Rob Diebboll
Rob Diebboll was born and raised in rural Michigan. His parents, a painter/potter and a weaver with an interest in art and American crafts, demonstrated art as a way of life. He migrated east to attend Bennington College and later settled in Massachusetts. His paintings reflect his surroundings, the environments where he has lived and traveled - the coast and islands of Massachusetts and Maine, the Adirondack Mountains and the Caribbean.

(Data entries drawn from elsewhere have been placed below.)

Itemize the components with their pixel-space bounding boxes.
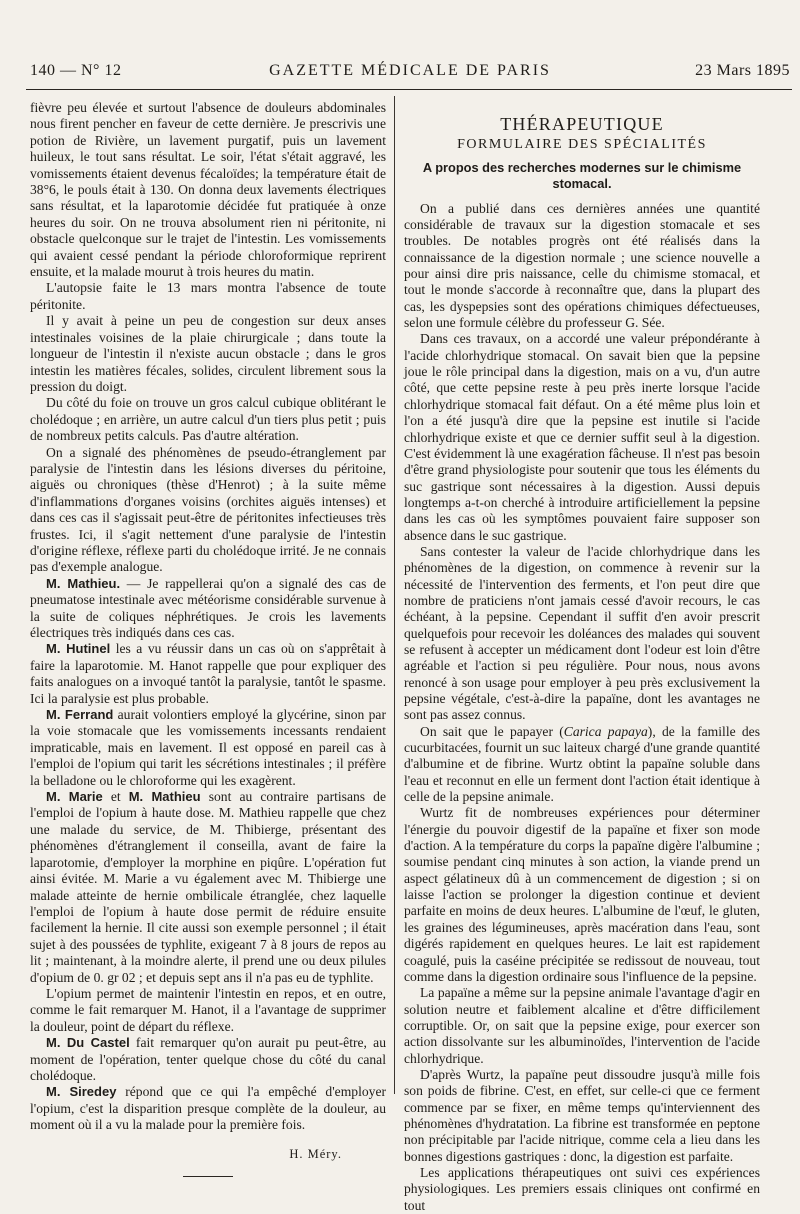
left-column [30, 100, 386, 1177]
paragraph: Il y avait à peine un peu de congestion sur deux anses intestinales voisines de la plaie chirurgicale ; dans toute la longueur de l'intestin il n'existe aucun obstacle ; dans le gros intestin les matières fécales, solides, circulent librement sous la pression du doigt. [30, 313, 386, 394]
paragraph-text: — Je rappellerai qu'on a signalé des cas de pneumatose intestinale avec météorisme considérable survenue à la suite de coliques néphrétiques. Je crois les lavements électriques très indiqués dans ces cas. [30, 575, 386, 640]
header-rule [26, 89, 792, 90]
speaker-name: M. Marie [46, 789, 103, 805]
paragraph [30, 576, 386, 642]
paragraph: On a publié dans ces dernières années une quantité considérable de travaux sur la digestion stomacale et ses troubles. De notables progrès ont été réalisés dans la connaissance de la digestion normale ; une science nouvelle a pour ainsi dire pris naissance, celle du chimisme stomacal, et tout le monde s'accorde à reconnaître que, dans la plupart des cas, les dyspepsies sont des opérations chimiques défectueuses, selon une formule célèbre du professeur G. Sée. [404, 200, 760, 331]
journal-title: GAZETTE MÉDICALE DE PARIS [269, 62, 551, 79]
page-number: 140 — N° 12 [30, 62, 122, 79]
issue-date: 23 Mars 1895 [695, 62, 790, 79]
paragraph [404, 724, 760, 806]
paragraph: L'opium permet de maintenir l'intestin en repos, et en outre, comme le fait remarquer M. Hanot, il a l'avantage de supprimer la douleur, point de départ du réflexe. [30, 985, 386, 1034]
paragraph: Du côté du foie on trouve un gros calcul cubique oblitérant le cholédoque ; en arrière, un autre calcul d'un tiers plus petit ; puis de nombreux petits calculs. Pas d'autre altération. [30, 395, 386, 444]
paragraph-text: répond que ce qui l'a empêché d'employer l'opium, c'est la disparition presque complète de la douleur, au moment où il a vu la malade pour la première fois. [30, 1084, 386, 1133]
paragraph [30, 641, 386, 707]
paragraph-text: aurait volontiers employé la glycérine, sinon par la voie stomacale que les vomissements incessants rendaient impraticable, mais en lavement. Il est opposé en pareil cas à l'emploi de l'opium qui tarit les sécrétions intestinales ; il préfère la belladone ou le chloroforme qui les exagèrent. [30, 707, 386, 788]
speaker-name: M. Mathieu. [46, 575, 121, 591]
article-heading: A propos des recherches modernes sur le chimisme stomacal. [422, 159, 742, 191]
paragraph-text: sont au contraire partisans de l'emploi de l'opium à haute dose. M. Mathieu rappelle que chez une malade du service, de M. Thibierge, présentant des phénomènes d'étranglement il conseilla, avant de faire la laparotomie, d'employer la morphine en piqûre. L'opération fut ainsi évitée. M. Marie a vu également avec M. Thibierge une malade atteinte de hernie ombilicale étranglée, chez laquelle l'emploi de l'opium à haute dose permit de réduire ensuite facilement la hernie. Il cite aussi son exemple personnel ; il était sujet à des poussées de typhlite, exigeant 7 à 8 jours de repos au lit ; maintenant, à la moindre alerte, il prend une ou deux pilules d'opium de 0. gr 02 ; et depuis sept ans il n'a pas eu de typhlite. [30, 789, 387, 985]
speaker-name: M. Siredey [46, 1084, 117, 1100]
section-title: THÉRAPEUTIQUE [500, 114, 664, 134]
paragraph [30, 1035, 386, 1084]
speaker-name: M. Ferrand [46, 707, 114, 723]
speaker-name: M. Du Castel [46, 1035, 130, 1051]
column-divider [394, 96, 395, 1094]
paragraph: Sans contester la valeur de l'acide chlorhydrique dans les phénomènes de la digestion, on commence à revenir sur la nécessité de l'intervention des ferments, et l'on peut dire que nombre de praticiens n'ont jamais cessé d'avoir recours, le cas échéant, à la pepsine. Cependant il suffit d'en avoir prescrit quelquefois pour recevoir les doléances des malades qui souvent se refusent à accepter un médicament dont l'odeur est loin d'être agréable et l'action si peu régulière. Pour nous, nous avons renoncé à son usage pour employer à peu près exclusivement la pepsine végétale, c'est-à-dire la papaïne, dont les avantages ne sont pas assez connus. [404, 543, 760, 723]
author-signature: H. Méry. [289, 1146, 342, 1161]
paragraph [30, 789, 386, 986]
paragraph: Dans ces travaux, on a accordé une valeur prépondérante à l'acide chlorhydrique stomacal. On savait bien que la pepsine joue le rôle principal dans la digestion, mais on a vu, d'un autre côté, que cette pepsine reste à peu près inerte lorsque l'acide chlorhydrique stomacal fait défaut. On a été même plus loin et l'on a été jusqu'à dire que la pepsine est inutile si l'acide chlorhydrique existe et que ce dernier suffit seul à la digestion. C'est évidemment là une exagération fâcheuse. Il n'est pas besoin d'être grand physiologiste pour soutenir que tous les éléments du suc gastrique sont nécessaires à la digestion. Aussi depuis longtemps a-t-on cherché à introduire artificiellement la pepsine dans les cas où les symptômes pouvaient faire supposer son absence dans le suc gastrique. [404, 331, 760, 543]
speaker-name: M. Mathieu [128, 789, 201, 805]
page-header [30, 62, 790, 88]
end-rule [183, 1176, 233, 1177]
paragraph: On a signalé des phénomènes de pseudo-étranglement par paralysie de l'intestin dans les lésions diverses du péritoine, aiguës ou chroniques (thèse d'Henrot) ; à la suite même d'inflammations d'organes voisins (orchites aiguës intenses) et dans ces cas il s'agissait peut-être de péritonites infectieuses très frustes. Ici, il s'agit nettement d'une paralysie de l'intestin d'origine réflexe, réflexe parti du cholédoque irrité. Je ne connais pas d'exemple analogue. [30, 444, 386, 575]
section-subtitle: FORMULAIRE DES SPÉCIALITÉS [457, 137, 707, 153]
paragraph: D'après Wurtz, la papaïne peut dissoudre jusqu'à mille fois son poids de fibrine. C'est, en effet, sur celle-ci que ce ferment commence par se fixer, en même temps qu'interviennent des phénomènes d'hydratation. La fibrine est transformée en peptone non précipitable par l'acide nitrique, comme cela a lieu dans les bonnes digestions gastriques : donc, la digestion est parfaite. [404, 1066, 760, 1164]
paragraph [30, 1084, 386, 1133]
latin-name: Carica papaya [563, 723, 648, 739]
speaker-name: M. Hutinel [46, 641, 111, 657]
paragraph-text: On sait que le papayer ( [420, 723, 564, 739]
paragraph [30, 707, 386, 789]
paragraph-text: les a vu réussir dans un cas où on s'apprêtait à faire la laparotomie. M. Hanot rappelle que pour expliquer des faits analogues on a invoqué tantôt la paralysie, tantôt le spasme. Ici la paralysie est plus probable. [30, 641, 386, 706]
paragraph-text: ), de la famille des cucurbitacées, fournit un suc laiteux chargé d'une grande quantité d'albumine et de fibrine. Wurtz obtint la papaïne soluble dans l'eau et reconnut en elle un ferment dont l'action était identique à celle de la pepsine animale. [404, 723, 761, 805]
paragraph: La papaïne a même sur la pepsine animale l'avantage d'agir en solution neutre et faiblement alcaline et d'être difficilement corruptible. Or, on sait que la pepsine exige, pour exercer son action dissolvante sur les albuminoïdes, l'intervention de l'acide chlorhydrique. [404, 985, 760, 1066]
paragraph-text: et [102, 789, 129, 805]
paragraph: Les applications thérapeutiques ont suivi ces expériences physiologiques. Les premiers essais cliniques ont confirmé en tout [404, 1164, 760, 1213]
paragraph-text: fait remarquer qu'on aurait pu peut-être, au moment de l'opération, tenter quelque chose du côté du canal cholédoque. [30, 1035, 386, 1083]
paragraph: L'autopsie faite le 13 mars montra l'absence de toute péritonite. [30, 280, 386, 312]
paragraph: fièvre peu élevée et surtout l'absence de douleurs abdominales nous firent pencher en faveur de cette dernière. Je prescrivis une potion de Rivière, un lavement purgatif, puis un lavement huileux, le tout sans résultat. Le soir, l'état s'était aggravé, les vomissements étaient devenus fécaloïdes; la température était de 38°6, le pouls était à 130. On donna deux lavements électriques sans résultat, et la laparotomie décidée fut pratiquée à onze heures du soir. On ne trouva absolument rien ni péritonite, ni obstacle quelconque sur le trajet de l'intestin. Les vomissements qui avaient cessé pendant la période chloroformique reprirent ensuite, et la malade mourut à trois heures du matin. [30, 100, 386, 280]
paragraph: Wurtz fit de nombreuses expériences pour déterminer l'énergie du pouvoir digestif de la papaïne et fixer son mode d'action. A la température du corps la papaïne digère l'albumine ; soumise pendant cinq minutes à son action, la viande prend un aspect gélatineux dû à un commencement de digestion ; si on laisse l'action se prolonger la digestion continue et devient parfaite en moins de deux heures. L'albumine de l'œuf, le gluten, les graines des légumineuses, après macération dans l'eau, sont digérés rapidement en quelques heures. Le lait est rapidement coagulé, puis la caséine précipitée se redissout de nouveau, tout comme dans la digestion ordinaire sous l'influence de la pepsine. [404, 805, 760, 984]
right-column [404, 116, 760, 1214]
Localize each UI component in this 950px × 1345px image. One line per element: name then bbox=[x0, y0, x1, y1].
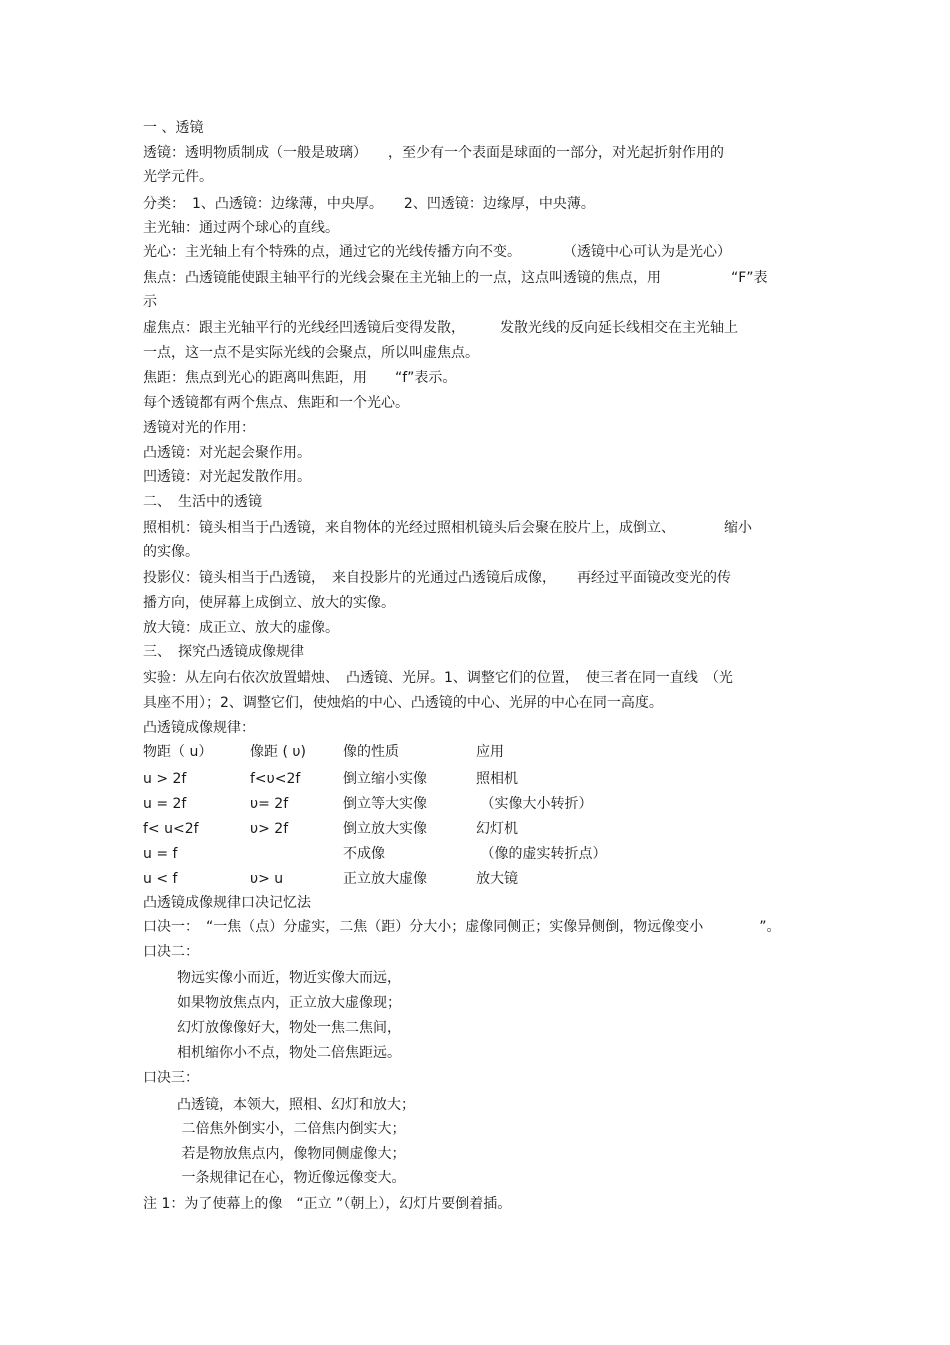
table-cell: u > 2f bbox=[143, 771, 187, 787]
table-cell: f<υ<2f bbox=[250, 771, 301, 787]
experiment-line1: 实验：从左向右依次放置蜡烛、 凸透镜、光屏。1、调整它们的位置， 使三者在同一直线 （光 bbox=[143, 670, 733, 686]
mnemonic-three-line: 一条规律记在心，物近像远像变大。 bbox=[177, 1170, 406, 1186]
table-cell: f< u<2f bbox=[143, 821, 199, 837]
camera-line2: 的实像。 bbox=[143, 544, 199, 560]
camera-line1: 照相机：镜头相当于凸透镜，来自物体的光经过照相机镜头后会聚在胶片上，成倒立、 缩小 bbox=[143, 520, 752, 536]
magnifier-line: 放大镜：成正立、放大的虚像。 bbox=[143, 620, 339, 636]
virtual-focus-line1: 虚焦点：跟主光轴平行的光线经凹透镜后变得发散， 发散光线的反向延长线相交在主光轴上 bbox=[143, 320, 738, 336]
note-line: 注 1：为了使幕上的像 “正立 ”（朝上），幻灯片要倒着插。 bbox=[143, 1196, 512, 1212]
mnemonic-two-line: 物远实像小而近，物近实像大而远， bbox=[177, 970, 401, 986]
focal-length-line: 焦距：焦点到光心的距离叫焦距，用 “f”表示。 bbox=[143, 370, 457, 386]
experiment-line2: 具座不用）；2、调整它们，使烛焰的中心、凸透镜的中心、光屏的中心在同一高度。 bbox=[143, 695, 663, 711]
table-cell: υ= 2f bbox=[250, 796, 289, 812]
mnemonic-title: 凸透镜成像规律口决记忆法 bbox=[143, 895, 311, 911]
mnemonic-three-heading: 口决三： bbox=[143, 1070, 199, 1086]
table-cell: u < f bbox=[143, 871, 178, 887]
section2-title: 二、 生活中的透镜 bbox=[143, 494, 262, 510]
table-cell: u = 2f bbox=[143, 796, 187, 812]
each-lens-line: 每个透镜都有两个焦点、焦距和一个光心。 bbox=[143, 395, 409, 411]
table-header-image-nature: 像的性质 bbox=[343, 744, 399, 760]
mnemonic-two-line: 如果物放焦点内，正立放大虚像现； bbox=[177, 995, 401, 1011]
projector-line2: 播方向，使屏幕上成倒立、放大的实像。 bbox=[143, 595, 395, 611]
projector-line1: 投影仪：镜头相当于凸透镜， 来自投影片的光通过凸透镜后成像， 再经过平面镜改变光的传 bbox=[143, 570, 731, 586]
table-cell: （像的虚实转折点） bbox=[476, 846, 607, 862]
mnemonic-one: 口决一： “一焦（点）分虚实，二焦（距）分大小；虚像同侧正；实像异侧倒，物远像变小 ”。 bbox=[143, 919, 781, 935]
mnemonic-two-line: 幻灯放像像好大，物处一焦二焦间， bbox=[177, 1020, 401, 1036]
lens-effect-line: 透镜对光的作用： bbox=[143, 420, 255, 436]
imaging-rule-heading: 凸透镜成像规律： bbox=[143, 720, 255, 736]
table-header-object-distance: 物距（ u） bbox=[143, 744, 213, 760]
mnemonic-three-line: 二倍焦外倒实小，二倍焦内倒实大； bbox=[177, 1121, 406, 1137]
table-header-image-distance: 像距 ( υ) bbox=[250, 744, 306, 760]
mnemonic-two-heading: 口决二： bbox=[143, 944, 199, 960]
main-axis-line: 主光轴：通过两个球心的直线。 bbox=[143, 220, 339, 236]
table-cell: υ> 2f bbox=[250, 821, 289, 837]
focus-line2: 示 bbox=[143, 294, 157, 310]
table-cell: 放大镜 bbox=[476, 871, 518, 887]
table-cell: u = f bbox=[143, 846, 178, 862]
mnemonic-three-line: 若是物放焦点内，像物同侧虚像大； bbox=[177, 1146, 406, 1162]
focus-line1: 焦点：凸透镜能使跟主轴平行的光线会聚在主光轴上的一点，这点叫透镜的焦点，用 “F”表 bbox=[143, 270, 768, 286]
section1-title: 一 、透镜 bbox=[143, 120, 204, 136]
optical-center-line: 光心：主光轴上有个特殊的点，通过它的光线传播方向不变。 （透镜中心可认为是光心） bbox=[143, 244, 731, 260]
table-cell: 倒立放大实像 bbox=[343, 821, 427, 837]
lens-definition-line2: 光学元件。 bbox=[143, 169, 213, 185]
table-cell: 倒立等大实像 bbox=[343, 796, 427, 812]
table-cell: 正立放大虚像 bbox=[343, 871, 427, 887]
convex-effect-line: 凸透镜：对光起会聚作用。 bbox=[143, 445, 311, 461]
table-cell: （实像大小转折） bbox=[476, 796, 593, 812]
mnemonic-three-line: 凸透镜，本领大，照相、幻灯和放大； bbox=[177, 1097, 415, 1113]
section3-title: 三、 探究凸透镜成像规律 bbox=[143, 644, 304, 660]
table-cell: 倒立缩小实像 bbox=[343, 771, 427, 787]
virtual-focus-line2: 一点，这一点不是实际光线的会聚点，所以叫虚焦点。 bbox=[143, 345, 479, 361]
table-cell: 不成像 bbox=[343, 846, 385, 862]
mnemonic-two-line: 相机缩你小不点，物处二倍焦距远。 bbox=[177, 1045, 401, 1061]
table-cell: υ> u bbox=[250, 871, 284, 887]
lens-definition-line1: 透镜：透明物质制成（一般是玻璃） ，至少有一个表面是球面的一部分，对光起折射作用的 bbox=[143, 145, 724, 161]
table-cell: 幻灯机 bbox=[476, 821, 518, 837]
table-cell: 照相机 bbox=[476, 771, 518, 787]
concave-effect-line: 凹透镜：对光起发散作用。 bbox=[143, 469, 311, 485]
table-header-application: 应用 bbox=[476, 744, 504, 760]
classification-line: 分类： 1、凸透镜：边缘薄，中央厚。 2、凹透镜：边缘厚，中央薄。 bbox=[143, 196, 595, 212]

Rob primarily works outdoors. Composing as he goes, he begins with quick gestures, later fleshing them out from memory. Other paintings he ponders for years, singling out an iconic subject. He uses painting as a tool for seeing and understanding the relationship between objects in space. He exposes these relationships by omitting extraneous information and simplifying what he sees. Complex figures are reduced to simple shapes delineated by emboldened colors. Light is distilled to flattened planes and distance compressed by eliminating the horizon.
Over the years, both landscape and the figure have dominated the subject matter of Rob's paintings. He explores the subtle balance between a landscape holding people versus people inhabiting a landscape. By laying these two worlds side by side he gives each a new context. He defines a relationship between people and their environment, one individual and another, a person and their shadow, the viewer and the subject, or even two shapes or colors. With unobtrusive gestures Rob constructs a psychology. He may adjust the distance between figures, consider their scale within the landscape, or shift the curve of waves upon the sand to express serenity or tension, humor or gravity.